Je l’espère. Mais la situation est aujourd’hui paradoxale. Cette démarche, en laquelle j’ai beaucoup cru et je crois toujours, de conduire au contemporain par l’art ancien, semble actuellement s’inverser. Aujourd’hui, l’art moderne et contemporain a gagné la partie. Sur le plan national, l’attitude des élus, celle des grands collectionneurs, des maisons de ventes, le rôle des enseignants (pour beaucoup par goût et conviction, pour certains par cynisme et « jeunisme »), montre une sensibilité accrue pour l’art contemporain – ce qui est une excellente chose en soi –, qui m’effraie un peu. Pensons que l’un des derniers tableaux de Raphaël s’est vendu récemment à peine plus cher qu’une œuvre d’Andy Warhol et moins que deux Bacon ! L’art ancien, qui exige tant de vraie culture, n’est plus aimé. Je crains en effet que ce soit surtout l’aspect ludique, provisoire et immédiatement séduisant de la création contemporaine (il y a peu jugée hermétique et absconse !) qui soit mis en avant, et qu’il ne faille aujourd’hui plaider pour l’art ancien, comme si on assistait à une sorte de retournement de situation. Que les grands musées d’art ancien accueillent l’art contemporain sous ses formes les plus bruyantes, cela peut correspondre à une absence d’exigence, et presque, en caricaturant, à un effacement du musée d’art ancien. L’absence de tout enseignement de l’histoire de l’art renforce ce phénomène.
À ce sujet, peut-on encore espérer la création d’une agrégation d’histoire de l’art (lire p. 35) ?

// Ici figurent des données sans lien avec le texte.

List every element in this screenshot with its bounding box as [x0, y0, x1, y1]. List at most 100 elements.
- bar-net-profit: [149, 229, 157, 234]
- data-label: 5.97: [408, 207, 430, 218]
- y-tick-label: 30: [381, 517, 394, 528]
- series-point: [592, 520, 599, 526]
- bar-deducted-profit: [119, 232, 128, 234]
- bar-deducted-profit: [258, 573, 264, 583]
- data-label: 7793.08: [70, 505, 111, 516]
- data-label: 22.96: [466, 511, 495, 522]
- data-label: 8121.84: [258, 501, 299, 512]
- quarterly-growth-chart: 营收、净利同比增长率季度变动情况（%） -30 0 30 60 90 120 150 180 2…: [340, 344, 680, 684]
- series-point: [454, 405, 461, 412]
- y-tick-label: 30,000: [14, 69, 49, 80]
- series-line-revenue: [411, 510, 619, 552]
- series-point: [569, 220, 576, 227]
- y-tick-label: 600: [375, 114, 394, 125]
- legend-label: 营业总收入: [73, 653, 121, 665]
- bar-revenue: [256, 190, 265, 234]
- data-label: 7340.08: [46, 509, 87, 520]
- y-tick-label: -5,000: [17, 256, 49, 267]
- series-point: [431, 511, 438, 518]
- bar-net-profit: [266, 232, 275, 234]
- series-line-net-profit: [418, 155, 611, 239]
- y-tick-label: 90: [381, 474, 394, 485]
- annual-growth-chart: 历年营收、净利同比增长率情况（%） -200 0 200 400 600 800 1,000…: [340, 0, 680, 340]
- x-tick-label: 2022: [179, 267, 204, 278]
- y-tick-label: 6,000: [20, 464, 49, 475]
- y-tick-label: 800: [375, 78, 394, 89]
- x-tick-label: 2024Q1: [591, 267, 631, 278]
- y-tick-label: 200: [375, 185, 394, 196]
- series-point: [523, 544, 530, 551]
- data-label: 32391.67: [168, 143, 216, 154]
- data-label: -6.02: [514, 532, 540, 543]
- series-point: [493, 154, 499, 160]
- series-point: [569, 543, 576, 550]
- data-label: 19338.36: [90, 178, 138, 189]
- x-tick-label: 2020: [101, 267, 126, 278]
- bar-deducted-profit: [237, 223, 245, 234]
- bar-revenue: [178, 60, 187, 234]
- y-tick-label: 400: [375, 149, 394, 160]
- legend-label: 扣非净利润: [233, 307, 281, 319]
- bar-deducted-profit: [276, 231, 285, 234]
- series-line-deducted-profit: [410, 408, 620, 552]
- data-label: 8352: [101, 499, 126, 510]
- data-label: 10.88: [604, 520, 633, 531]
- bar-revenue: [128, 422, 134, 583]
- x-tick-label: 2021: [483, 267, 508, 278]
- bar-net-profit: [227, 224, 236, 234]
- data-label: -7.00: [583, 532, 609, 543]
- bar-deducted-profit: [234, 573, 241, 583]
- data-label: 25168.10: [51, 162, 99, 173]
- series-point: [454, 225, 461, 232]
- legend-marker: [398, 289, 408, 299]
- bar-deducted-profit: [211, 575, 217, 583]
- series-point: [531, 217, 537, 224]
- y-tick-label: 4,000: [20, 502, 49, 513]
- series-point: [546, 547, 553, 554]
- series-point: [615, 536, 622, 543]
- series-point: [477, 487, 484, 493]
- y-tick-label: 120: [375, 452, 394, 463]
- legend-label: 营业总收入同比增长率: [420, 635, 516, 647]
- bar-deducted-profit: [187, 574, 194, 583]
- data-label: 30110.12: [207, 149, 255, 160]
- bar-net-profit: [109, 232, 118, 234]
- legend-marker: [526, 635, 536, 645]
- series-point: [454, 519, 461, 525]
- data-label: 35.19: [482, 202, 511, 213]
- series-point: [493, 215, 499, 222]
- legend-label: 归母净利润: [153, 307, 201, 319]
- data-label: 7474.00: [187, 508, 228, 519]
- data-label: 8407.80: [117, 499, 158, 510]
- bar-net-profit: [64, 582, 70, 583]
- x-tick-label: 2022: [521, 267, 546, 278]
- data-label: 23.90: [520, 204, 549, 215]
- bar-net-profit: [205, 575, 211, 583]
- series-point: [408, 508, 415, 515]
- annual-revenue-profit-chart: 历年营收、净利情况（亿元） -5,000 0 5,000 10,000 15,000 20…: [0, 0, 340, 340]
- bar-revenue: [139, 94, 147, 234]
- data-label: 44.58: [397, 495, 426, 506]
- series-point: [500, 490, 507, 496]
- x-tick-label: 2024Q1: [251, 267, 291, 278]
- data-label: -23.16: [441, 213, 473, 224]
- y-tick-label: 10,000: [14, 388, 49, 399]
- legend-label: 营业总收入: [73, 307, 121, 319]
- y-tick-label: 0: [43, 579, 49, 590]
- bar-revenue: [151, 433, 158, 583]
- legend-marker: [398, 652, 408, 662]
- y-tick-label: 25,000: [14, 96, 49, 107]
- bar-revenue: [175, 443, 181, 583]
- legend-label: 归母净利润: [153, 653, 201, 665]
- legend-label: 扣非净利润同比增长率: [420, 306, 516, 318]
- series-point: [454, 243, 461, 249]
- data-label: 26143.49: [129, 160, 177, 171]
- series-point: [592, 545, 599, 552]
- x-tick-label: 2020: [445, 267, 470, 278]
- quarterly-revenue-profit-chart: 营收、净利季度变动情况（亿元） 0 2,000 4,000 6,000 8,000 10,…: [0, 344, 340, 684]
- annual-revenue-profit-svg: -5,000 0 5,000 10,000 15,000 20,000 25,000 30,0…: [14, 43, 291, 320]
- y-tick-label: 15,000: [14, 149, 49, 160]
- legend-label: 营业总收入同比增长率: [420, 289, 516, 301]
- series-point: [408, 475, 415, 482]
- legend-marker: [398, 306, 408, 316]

Hélas, l’agrégation d’histoire de l’art ne semble guère d’actualité. On ne peut que souhaiter un renforcement de l’histoire de l’art dans les établissements scolaires. Mais les professeurs d’histoire, d’arts plastiques ou de lettres, même intéressés par l’histoire de l’art, ne peuvent remplacer un historien de l’art. L’œuvre d’art peut être éclairée sous différents aspects, bien sûr. Les musées eux-mêmes font un important travail avec les classes, mais cela ne saurait palier l’absence d’un réel enseignement de l’art aux écoliers et lycéens. Seul celui qui cherche à étudier l’œuvre d’art dans son ensemble peut transmettre son savoir à des générations plus jeunes ; établir des « hiérarchies » ; introduire l’histoire des formes ; comparer époques, pays, personnalités de créateurs. Et c’est le seul moyen pour que les Français apprécient et respectent le patrimoine de leur pays.
Récemment, le ministère de la Culture a posé la question du principe de l’inaliénabilité des collections publiques d’œuvres d’art...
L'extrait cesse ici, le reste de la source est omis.